In her introduction, Class Marshal Alejandra Huerta Gutierrez described Steiker as “a professor that students dream of and that others professors seek to emulate.” She “does not shy away from the tough conversations,” Gutierrez said.

Steiker thanked the class for the award, noting that it was “especially well-timed,” as she was about to attend her 35th Harvard College reunion. Steiker encouraged graduates to recognize and nurture two issues that she has appreciated more as time passes: They should not close themselves off to those who see the world differently; and they should always ask what is right and best for society when considering legal arguments.

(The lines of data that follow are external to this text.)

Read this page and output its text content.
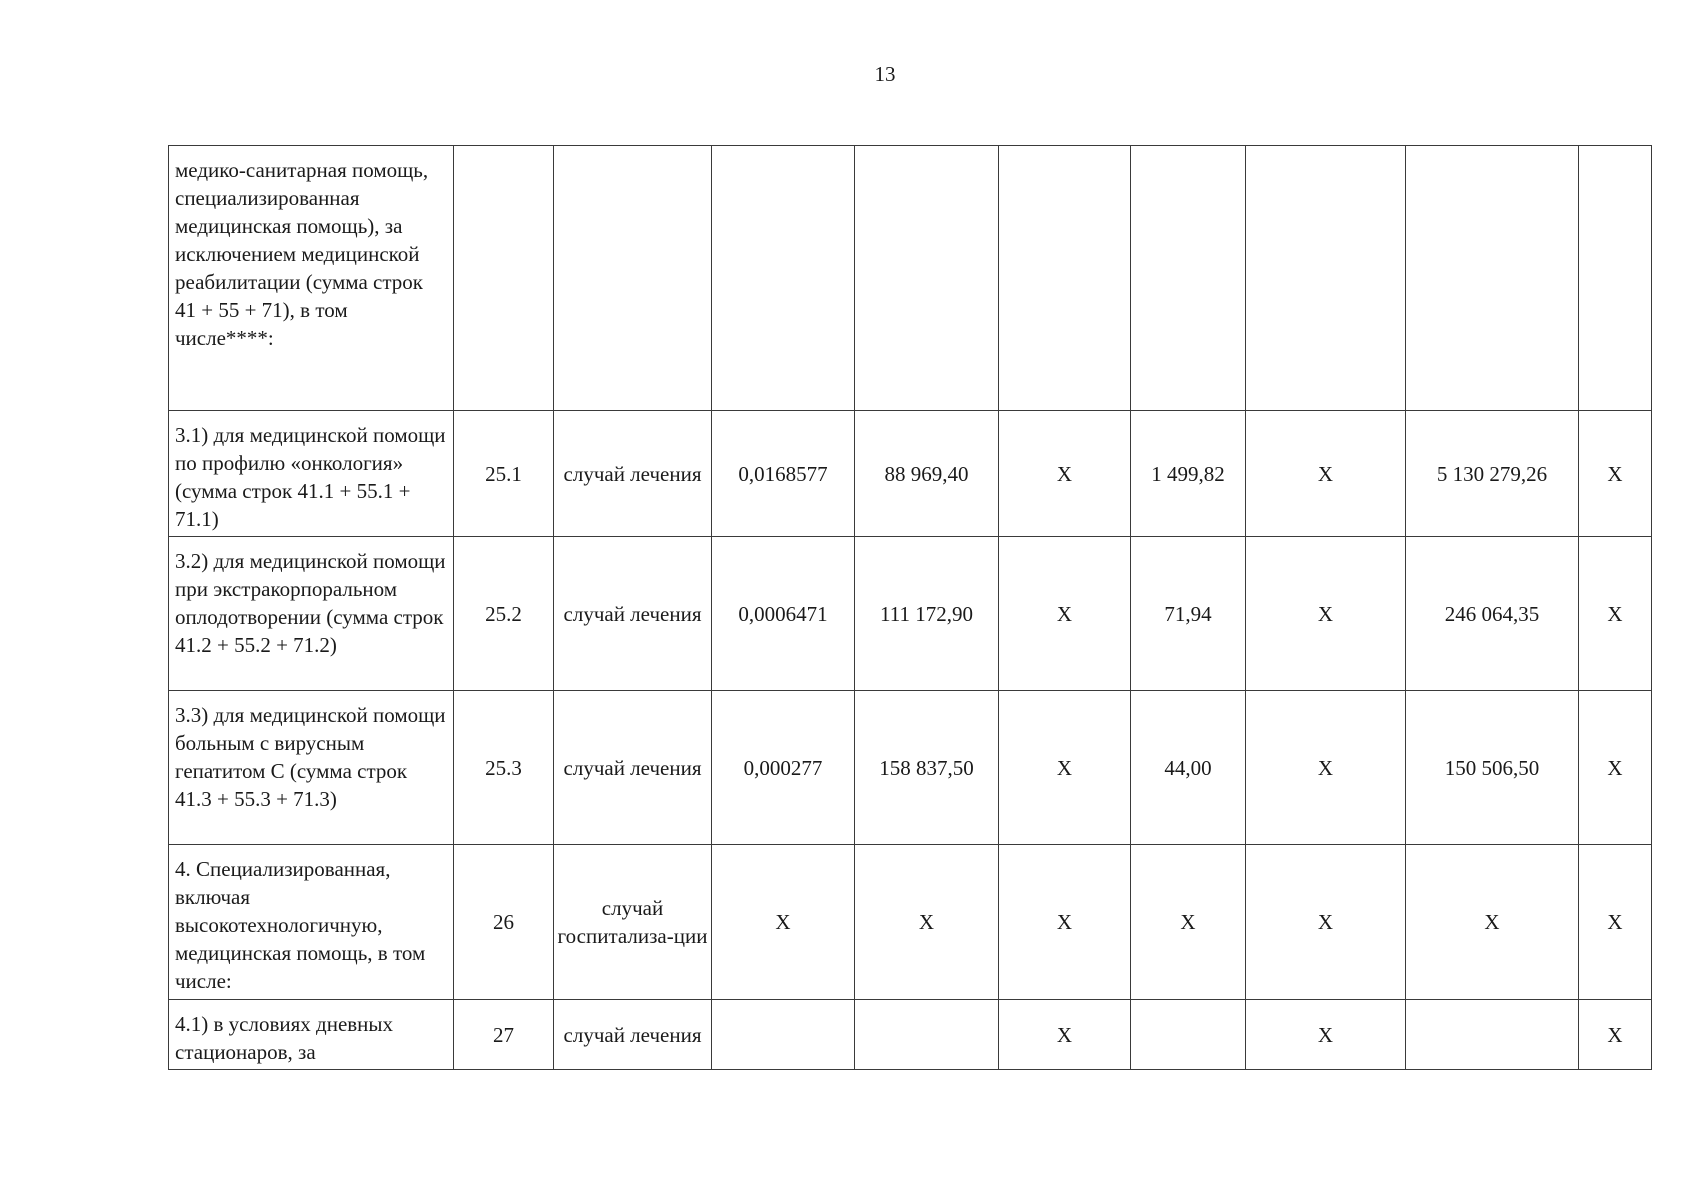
13
медико-санитарная помощь, специализированная медицинская помощь), за исключением медицинской реабилитации (сумма строк 41 + 55 + 71), в том числе****:									
3.1) для медицинской помощи по профилю «онкология» (сумма строк 41.1 + 55.1 + 71.1)	25.1	случай лечения	0,0168577	88 969,40	X	1 499,82	X	5 130 279,26	X
3.2) для медицинской помощи при экстракорпоральном оплодотворении (сумма строк 41.2 + 55.2 + 71.2)	25.2	случай лечения	0,0006471	111 172,90	X	71,94	X	246 064,35	X
3.3) для медицинской помощи больным с вирусным гепатитом С (сумма строк 41.3 + 55.3 + 71.3)	25.3	случай лечения	0,000277	158 837,50	X	44,00	X	150 506,50	X
4. Специализированная, включая высокотехнологичную, медицинская помощь, в том числе:	26	случай госпитализа-ции	X	X	X	X	X	X	X
4.1) в условиях дневных стационаров, за	27	случай лечения			X		X		X
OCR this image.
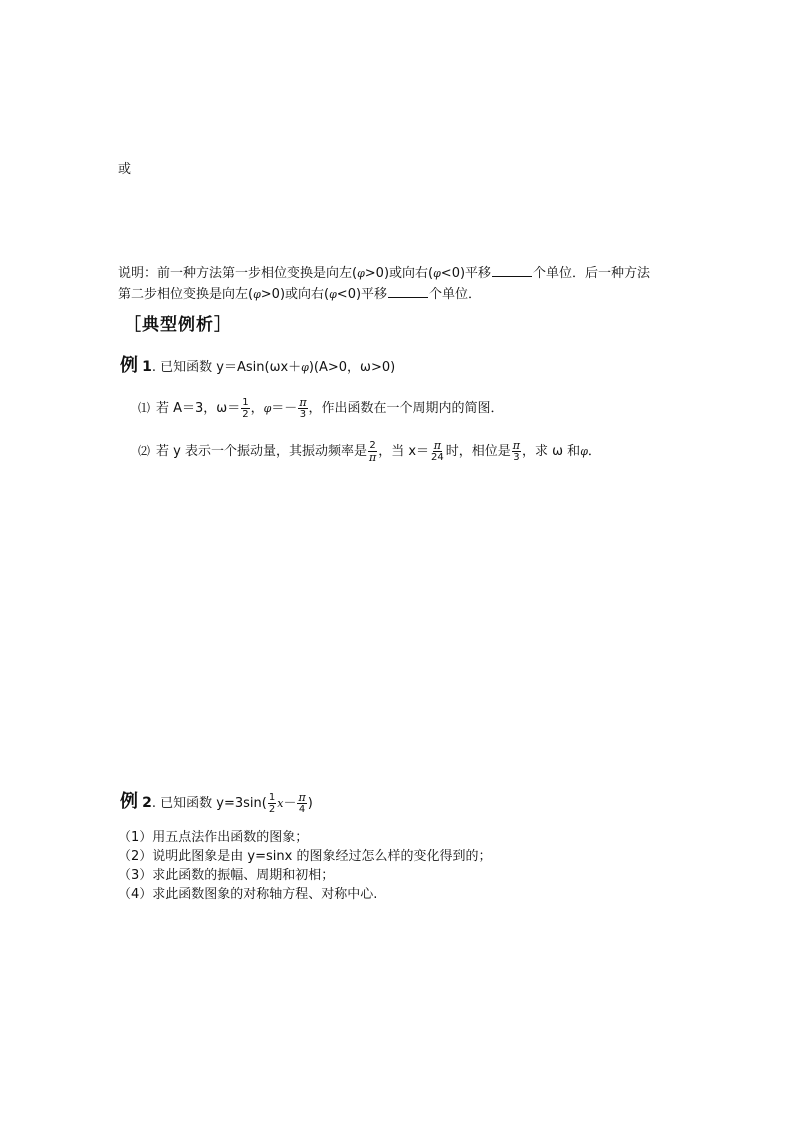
或
说明：前一种方法第一步相位变换是向左(φ>0)或向右(φ<0)平移	个单位．后一种方法
第二步相位变换是向左(φ>0)或向右(φ<0)平移	个单位．
［典型例析］
例 1. 已知函数 y＝Asin(ωx＋φ)(A>0，ω>0)
⑴ 若 A＝3，$\omega= \frac{1}{2}$ ，$\varphi=- \frac{\pi}{3}$ ，作出函数在一个周期内的简图．
⑵ 若 y 表示一个振动量，其振动频率是 $\frac{2}{\pi}$ ，当 $x= \frac{\pi}{24}$ 时，相位是 $\frac{\pi}{3}$ ，求 ω 和φ．
例 2. 已知函数 $y=3\sin( \frac{1}{2} x- \frac{\pi}{4}$ )
（1）用五点法作出函数的图象；
（2）说明此图象是由 y=sinx 的图象经过怎么样的变化得到的；
（3）求此函数的振幅、周期和初相；
（4）求此函数图象的对称轴方程、对称中心.
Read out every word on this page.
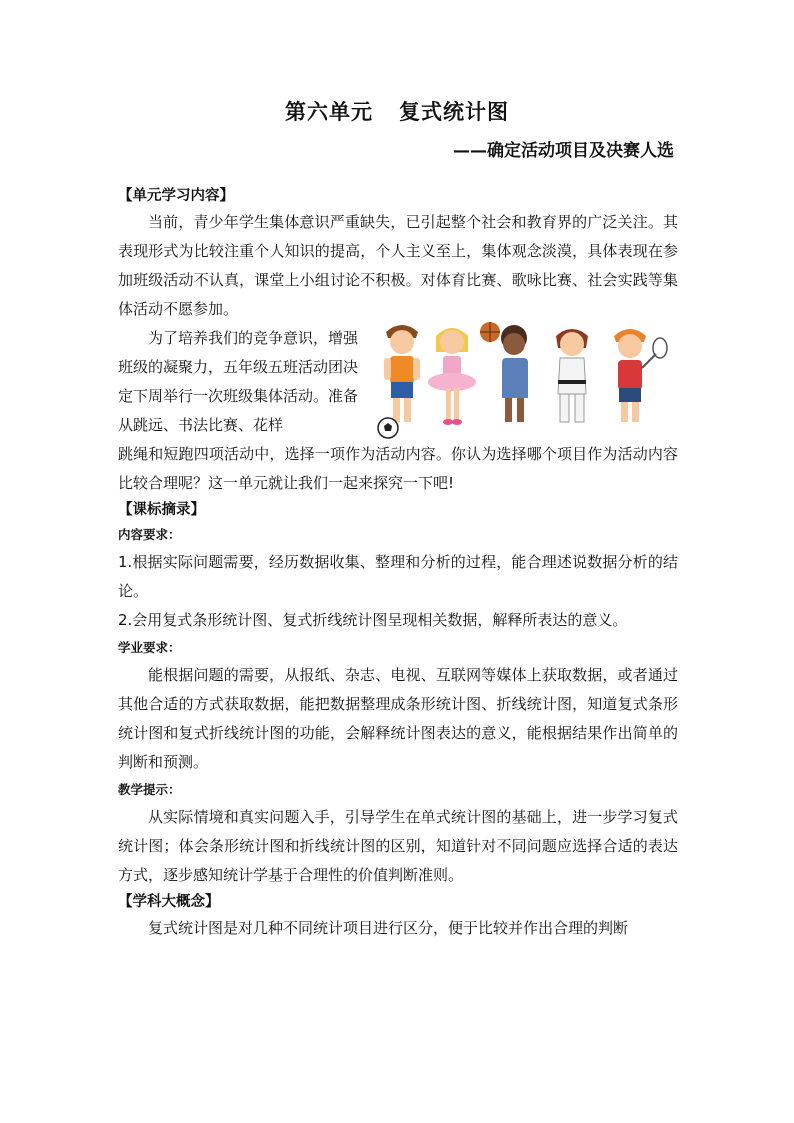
第六单元 复式统计图
——确定活动项目及决赛人选
【单元学习内容】

当前，青少年学生集体意识严重缺失，已引起整个社会和教育界的广泛关注。其表现形式为比较注重个人知识的提高，个人主义至上，集体观念淡漠，具体表现在参加班级活动不认真，课堂上小组讨论不积极。对体育比赛、歌咏比赛、社会实践等集体活动不愿参加。

为了培养我们的竞争意识，增强班级的凝聚力，五年级五班活动团决定下周举行一次班级集体活动。准备从跳远、书法比赛、花样

跳绳和短跑四项活动中，选择一项作为活动内容。你认为选择哪个项目作为活动内容比较合理呢？这一单元就让我们一起来探究一下吧!

【课标摘录】
内容要求：

1.根据实际问题需要，经历数据收集、整理和分析的过程，能合理述说数据分析的结论。

2.会用复式条形统计图、复式折线统计图呈现相关数据，解释所表达的意义。

学业要求：

能根据问题的需要，从报纸、杂志、电视、互联网等媒体上获取数据，或者通过其他合适的方式获取数据，能把数据整理成条形统计图、折线统计图，知道复式条形统计图和复式折线统计图的功能，会解释统计图表达的意义，能根据结果作出简单的判断和预测。

教学提示：

从实际情境和真实问题入手，引导学生在单式统计图的基础上，进一步学习复式统计图；体会条形统计图和折线统计图的区别，知道针对不同问题应选择合适的表达方式，逐步感知统计学基于合理性的价值判断准则。

【学科大概念】

复式统计图是对几种不同统计项目进行区分，便于比较并作出合理的判断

Steiker closed with an analogy borrowed from paleontologist Stephen Jay Gould. Knowledge, she said, is an expanding balloon, in which the volume of knowledge is contained by the unknown. “As the sphere expands, so does the boundary of what we don’t know,” she said, “but that ratio is not constant. Volume grows faster, and always outpaces the growth of ignorance. May your spheres be ever expanding.”

Steiker is the Henry J. Friendly Professor of Law and faculty co-director of the Criminal Justice Policy Program at HLS. Her expertise in the criminal justice field ranges from substantive criminal law to criminal procedure to institutional design, with a focus on capital punishment. She co-wrote her most recent book, “Courting Death: The Supreme Court and Capital Punishment,” with her brother, Jordan Steiker ’88, a professor at the University of Texas School of Law.

As an HLS student, Steiker was the second woman to be president of the Harvard Law Review. Prior to joining the HLS faculty, Steiker clerked for Judge J. Skelly Wright of the D.C. Circuit Court of Appeals and Justice Thurgood Marshall of the U.S. Supreme Court, and was a staff attorney for the Public Defender Service for the District of Columbia. She has worked on pro bono litigation projects on behalf of indigent criminal defendants, including death penalty cases before the U.S. Supreme Court.

The Class of 2018 also selected Steiker to give a Last Lecture, a talk organized by 3L and LL.M. Class Marshals.

The Sacks-Freund Award recognizes a single faculty member each year for teaching ability, attentiveness to student concerns, and general contributions to student life at the law school. It was established in 1992 and is named in honor of the late Harvard Law School Professors Albert Sacks ’48 and Paul Freund S.J. D. ’32. Recent recipients include Mark Wu, Jeanne Suk ’02, Jon Hanson, Tyler Giannini and Benjamin Sachs.